Trying to put into words, or better yet, trying to provide a rational explanation for why one wants a baby when already has a few kids is nearly impossible. There is really no convincing anyone who just decides you're crazy. I'll admit to having thought those same kind of things when I've heard other people with already large families having more. And of course I feel bad now that I'm in the same position.
H and I didn't just jump into this one. In fact, this is the one that has garnered the most thought. We started talking about another one a year ago. I wanted one more, but H was unsure. Well it wasn't so much that he was unsure, it was more about timing. He kept saying well when we finish our Ph.Ds but I was unwilling to commit to having another baby in my 40s. Then time went on, things happened, and I stopped thinking so much about that other baby. I found I could hold babies, and not yearn for one. I enjoyed the new found freedom, we had as Piper got older. I liked having my boobs back. I liked being smaller. I enjoyed going out and drinking with friends. And the desire just slipped away.
And then a few weeks ago, while looking at baby pictures, H turned to me and said "Let's have another baby." My initial reaction was "Hell no!" But he planted a seeded. For the next two weeks, we debated back and forth. We both wavered from yes to no to maybe. But there was nothing rational in the debate. It wasn't as if we could draw up a list. If we did the rational choice would so clearly be no. But the thing is that having a baby is not always about rational choice, and maybe it shouldn't be in the long run. Maybe it's okay to go ahead because it feels right, and that's where H and I were.

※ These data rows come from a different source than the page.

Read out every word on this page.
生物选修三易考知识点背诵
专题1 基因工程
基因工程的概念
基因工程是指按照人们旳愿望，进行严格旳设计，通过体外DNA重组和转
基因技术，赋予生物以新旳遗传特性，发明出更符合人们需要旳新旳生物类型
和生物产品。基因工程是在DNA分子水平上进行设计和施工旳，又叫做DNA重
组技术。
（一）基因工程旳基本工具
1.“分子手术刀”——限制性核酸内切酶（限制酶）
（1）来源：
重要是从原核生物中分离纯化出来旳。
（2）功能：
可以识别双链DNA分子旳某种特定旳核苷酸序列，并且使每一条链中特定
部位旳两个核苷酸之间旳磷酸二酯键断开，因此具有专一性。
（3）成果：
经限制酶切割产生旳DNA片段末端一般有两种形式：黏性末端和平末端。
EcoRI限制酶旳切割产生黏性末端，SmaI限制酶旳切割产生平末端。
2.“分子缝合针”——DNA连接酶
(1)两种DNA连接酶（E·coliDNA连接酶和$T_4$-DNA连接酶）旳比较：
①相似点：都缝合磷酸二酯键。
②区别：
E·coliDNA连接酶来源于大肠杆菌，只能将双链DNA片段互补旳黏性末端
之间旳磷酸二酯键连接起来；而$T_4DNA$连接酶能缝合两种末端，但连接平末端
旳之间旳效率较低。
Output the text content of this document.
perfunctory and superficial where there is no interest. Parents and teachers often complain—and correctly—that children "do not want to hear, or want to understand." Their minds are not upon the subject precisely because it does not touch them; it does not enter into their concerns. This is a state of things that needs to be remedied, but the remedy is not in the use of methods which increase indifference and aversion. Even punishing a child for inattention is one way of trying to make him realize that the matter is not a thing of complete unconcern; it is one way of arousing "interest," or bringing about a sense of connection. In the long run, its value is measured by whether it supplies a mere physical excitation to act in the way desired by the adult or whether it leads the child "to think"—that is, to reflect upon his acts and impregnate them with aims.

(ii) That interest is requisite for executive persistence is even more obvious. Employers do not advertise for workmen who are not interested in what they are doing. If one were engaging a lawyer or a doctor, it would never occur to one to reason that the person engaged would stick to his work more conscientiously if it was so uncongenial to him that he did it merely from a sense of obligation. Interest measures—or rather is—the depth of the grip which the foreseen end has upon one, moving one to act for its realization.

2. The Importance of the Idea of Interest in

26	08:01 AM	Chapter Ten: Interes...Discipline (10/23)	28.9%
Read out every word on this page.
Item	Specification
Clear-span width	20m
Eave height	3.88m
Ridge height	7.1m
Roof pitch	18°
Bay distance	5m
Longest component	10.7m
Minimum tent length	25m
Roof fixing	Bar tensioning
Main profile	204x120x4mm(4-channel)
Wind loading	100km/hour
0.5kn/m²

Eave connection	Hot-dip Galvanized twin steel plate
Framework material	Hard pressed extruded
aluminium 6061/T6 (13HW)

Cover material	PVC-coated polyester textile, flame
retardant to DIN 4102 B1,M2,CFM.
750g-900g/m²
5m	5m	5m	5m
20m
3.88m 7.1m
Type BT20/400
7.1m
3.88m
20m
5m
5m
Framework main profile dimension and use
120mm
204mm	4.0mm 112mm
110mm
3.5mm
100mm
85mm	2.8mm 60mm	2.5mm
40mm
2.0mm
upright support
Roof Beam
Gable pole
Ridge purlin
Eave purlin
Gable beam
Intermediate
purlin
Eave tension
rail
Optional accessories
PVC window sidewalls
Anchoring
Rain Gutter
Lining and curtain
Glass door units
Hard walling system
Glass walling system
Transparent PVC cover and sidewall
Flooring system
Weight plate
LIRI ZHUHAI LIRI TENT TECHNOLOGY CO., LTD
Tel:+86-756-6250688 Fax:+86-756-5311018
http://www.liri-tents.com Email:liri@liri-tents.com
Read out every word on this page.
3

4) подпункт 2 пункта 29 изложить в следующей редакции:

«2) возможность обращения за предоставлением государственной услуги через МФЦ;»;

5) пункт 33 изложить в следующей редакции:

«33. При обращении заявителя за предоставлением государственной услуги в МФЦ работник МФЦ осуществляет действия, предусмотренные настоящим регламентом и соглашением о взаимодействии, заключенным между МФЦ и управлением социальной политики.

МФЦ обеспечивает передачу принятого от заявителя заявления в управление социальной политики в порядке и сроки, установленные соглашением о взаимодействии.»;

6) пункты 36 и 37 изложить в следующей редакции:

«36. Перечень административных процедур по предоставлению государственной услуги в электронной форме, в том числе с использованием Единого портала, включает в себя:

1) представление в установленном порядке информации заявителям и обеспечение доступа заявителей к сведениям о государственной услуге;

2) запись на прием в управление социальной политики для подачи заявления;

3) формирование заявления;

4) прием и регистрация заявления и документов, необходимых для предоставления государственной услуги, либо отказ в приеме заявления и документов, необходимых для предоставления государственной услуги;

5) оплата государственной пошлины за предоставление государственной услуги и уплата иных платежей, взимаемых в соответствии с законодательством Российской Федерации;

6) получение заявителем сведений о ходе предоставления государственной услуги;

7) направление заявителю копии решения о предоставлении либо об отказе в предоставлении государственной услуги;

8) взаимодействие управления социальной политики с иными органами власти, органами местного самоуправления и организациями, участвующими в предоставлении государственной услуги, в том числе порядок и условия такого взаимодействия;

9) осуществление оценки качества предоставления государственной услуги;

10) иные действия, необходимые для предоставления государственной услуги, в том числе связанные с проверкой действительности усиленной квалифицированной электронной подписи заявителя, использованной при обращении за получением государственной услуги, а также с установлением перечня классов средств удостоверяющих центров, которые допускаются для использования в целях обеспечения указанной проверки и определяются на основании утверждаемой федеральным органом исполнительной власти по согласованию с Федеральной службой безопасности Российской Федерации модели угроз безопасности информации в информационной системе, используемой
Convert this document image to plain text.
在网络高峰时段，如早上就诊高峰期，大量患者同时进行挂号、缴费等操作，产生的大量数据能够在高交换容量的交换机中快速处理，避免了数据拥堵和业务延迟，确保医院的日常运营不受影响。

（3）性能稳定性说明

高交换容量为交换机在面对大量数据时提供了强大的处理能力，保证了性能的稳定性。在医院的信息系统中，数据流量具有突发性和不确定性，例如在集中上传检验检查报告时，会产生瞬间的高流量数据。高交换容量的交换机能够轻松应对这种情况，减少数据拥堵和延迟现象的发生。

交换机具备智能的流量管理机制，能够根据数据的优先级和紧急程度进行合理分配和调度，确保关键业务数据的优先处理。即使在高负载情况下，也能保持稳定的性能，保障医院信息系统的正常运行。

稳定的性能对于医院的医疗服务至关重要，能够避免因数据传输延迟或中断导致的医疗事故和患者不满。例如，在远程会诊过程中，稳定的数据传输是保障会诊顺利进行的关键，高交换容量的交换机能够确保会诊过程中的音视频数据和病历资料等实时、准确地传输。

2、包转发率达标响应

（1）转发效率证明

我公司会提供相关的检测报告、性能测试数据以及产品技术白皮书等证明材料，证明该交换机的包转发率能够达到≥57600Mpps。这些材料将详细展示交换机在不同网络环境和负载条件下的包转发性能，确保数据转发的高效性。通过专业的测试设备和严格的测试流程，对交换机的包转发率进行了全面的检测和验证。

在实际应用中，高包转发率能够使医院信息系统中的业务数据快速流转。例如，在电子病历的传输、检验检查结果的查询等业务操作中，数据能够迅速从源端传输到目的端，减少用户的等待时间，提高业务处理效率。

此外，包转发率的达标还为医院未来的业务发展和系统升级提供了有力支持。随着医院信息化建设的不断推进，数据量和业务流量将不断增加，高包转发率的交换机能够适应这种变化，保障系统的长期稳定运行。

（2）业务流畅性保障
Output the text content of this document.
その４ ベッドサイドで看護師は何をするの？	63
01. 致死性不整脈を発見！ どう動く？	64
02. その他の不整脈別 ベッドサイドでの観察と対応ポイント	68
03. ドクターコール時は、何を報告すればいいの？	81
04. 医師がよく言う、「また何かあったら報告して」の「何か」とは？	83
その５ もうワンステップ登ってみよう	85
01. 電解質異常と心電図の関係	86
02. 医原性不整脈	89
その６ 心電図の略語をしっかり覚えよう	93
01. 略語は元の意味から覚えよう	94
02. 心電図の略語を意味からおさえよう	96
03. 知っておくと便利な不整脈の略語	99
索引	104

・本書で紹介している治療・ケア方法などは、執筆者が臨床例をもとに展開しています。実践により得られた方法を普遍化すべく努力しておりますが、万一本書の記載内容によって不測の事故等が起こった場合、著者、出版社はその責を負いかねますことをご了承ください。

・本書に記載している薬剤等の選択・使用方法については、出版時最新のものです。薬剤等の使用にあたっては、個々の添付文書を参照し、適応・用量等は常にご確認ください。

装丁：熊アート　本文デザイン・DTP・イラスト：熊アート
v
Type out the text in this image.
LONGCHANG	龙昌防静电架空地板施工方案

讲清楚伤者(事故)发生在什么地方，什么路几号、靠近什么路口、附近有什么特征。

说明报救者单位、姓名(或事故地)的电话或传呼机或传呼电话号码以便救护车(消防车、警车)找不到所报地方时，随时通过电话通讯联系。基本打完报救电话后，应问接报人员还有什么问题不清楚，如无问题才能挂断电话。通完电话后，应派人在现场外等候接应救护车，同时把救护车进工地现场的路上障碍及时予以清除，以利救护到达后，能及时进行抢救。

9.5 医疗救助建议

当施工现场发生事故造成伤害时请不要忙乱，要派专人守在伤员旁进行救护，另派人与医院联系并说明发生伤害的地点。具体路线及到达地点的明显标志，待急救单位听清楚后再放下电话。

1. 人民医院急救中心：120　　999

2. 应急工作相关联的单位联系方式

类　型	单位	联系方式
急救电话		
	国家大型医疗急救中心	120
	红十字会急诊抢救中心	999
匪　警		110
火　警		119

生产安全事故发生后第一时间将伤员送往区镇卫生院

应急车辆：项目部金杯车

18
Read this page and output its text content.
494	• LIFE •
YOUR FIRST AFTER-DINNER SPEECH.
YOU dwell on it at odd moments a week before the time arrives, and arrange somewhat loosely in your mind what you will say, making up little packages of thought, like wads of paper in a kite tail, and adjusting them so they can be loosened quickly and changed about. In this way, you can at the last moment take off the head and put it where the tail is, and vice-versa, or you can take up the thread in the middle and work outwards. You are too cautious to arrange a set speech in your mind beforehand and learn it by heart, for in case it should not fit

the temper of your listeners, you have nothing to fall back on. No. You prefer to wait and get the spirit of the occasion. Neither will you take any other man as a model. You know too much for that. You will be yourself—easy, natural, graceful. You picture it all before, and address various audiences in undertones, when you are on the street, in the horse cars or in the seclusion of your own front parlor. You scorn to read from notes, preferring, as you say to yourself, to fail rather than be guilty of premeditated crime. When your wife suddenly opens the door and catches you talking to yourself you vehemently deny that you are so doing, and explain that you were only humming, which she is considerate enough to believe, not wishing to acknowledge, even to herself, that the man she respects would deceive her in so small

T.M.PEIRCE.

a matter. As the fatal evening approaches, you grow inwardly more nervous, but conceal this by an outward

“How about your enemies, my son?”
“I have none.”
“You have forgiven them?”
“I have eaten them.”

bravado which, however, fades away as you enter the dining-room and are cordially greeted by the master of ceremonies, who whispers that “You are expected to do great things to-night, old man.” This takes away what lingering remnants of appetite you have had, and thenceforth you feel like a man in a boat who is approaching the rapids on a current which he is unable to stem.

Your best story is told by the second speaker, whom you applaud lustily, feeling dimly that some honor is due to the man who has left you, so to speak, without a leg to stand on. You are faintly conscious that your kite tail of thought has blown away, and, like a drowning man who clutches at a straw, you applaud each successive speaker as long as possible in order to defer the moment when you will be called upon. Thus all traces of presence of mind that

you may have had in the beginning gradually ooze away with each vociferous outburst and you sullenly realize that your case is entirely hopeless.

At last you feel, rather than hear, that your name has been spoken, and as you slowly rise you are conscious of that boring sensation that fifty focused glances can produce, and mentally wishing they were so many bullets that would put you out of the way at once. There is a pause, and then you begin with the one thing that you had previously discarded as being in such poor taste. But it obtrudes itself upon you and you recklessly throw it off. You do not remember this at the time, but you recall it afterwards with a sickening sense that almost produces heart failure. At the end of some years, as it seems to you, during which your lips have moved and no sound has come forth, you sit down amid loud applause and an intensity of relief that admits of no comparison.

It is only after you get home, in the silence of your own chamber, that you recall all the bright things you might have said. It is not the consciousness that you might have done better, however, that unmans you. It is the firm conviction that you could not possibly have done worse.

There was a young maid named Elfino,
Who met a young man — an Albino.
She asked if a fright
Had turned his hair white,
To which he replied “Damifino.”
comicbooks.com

The turning point came for me when I realized that I was hesitating because I didn't want to gain weight. I was scared of being seen as merely a mom again. I really wanted another baby. I wanted that fourth one to round out our beasties. This is my last chance, and I knew if we decided no I wouldn't even entertain the debate. And I also realized that the reasons that held me back had much to do with desire. They had to do with wanting something that was not real...that mythical childless life, or at least a life where you simply drop the children off once or twice a week so you can go out. I made a step away from that desire. A step back towards my family, the family that sustains me and makes me whole. And I knew as soon as I saw this connection that we would be having that baby.
Because really we love the beasties. We love being around them listening to their crazy ideas, their rich worlds, their keen insights into life. We love going to Barnes and Noble and hanging out together. We enjoy lazy pool days, and autumn park afternoons. We thrive in the chaos that is our home, and it seems so right to bring beastie number 4 into this world. We'll find a way to pay it forward. H wants to foster or adopt and we may do that. But we will do something that thanks the universe for the good fortune we've been shown.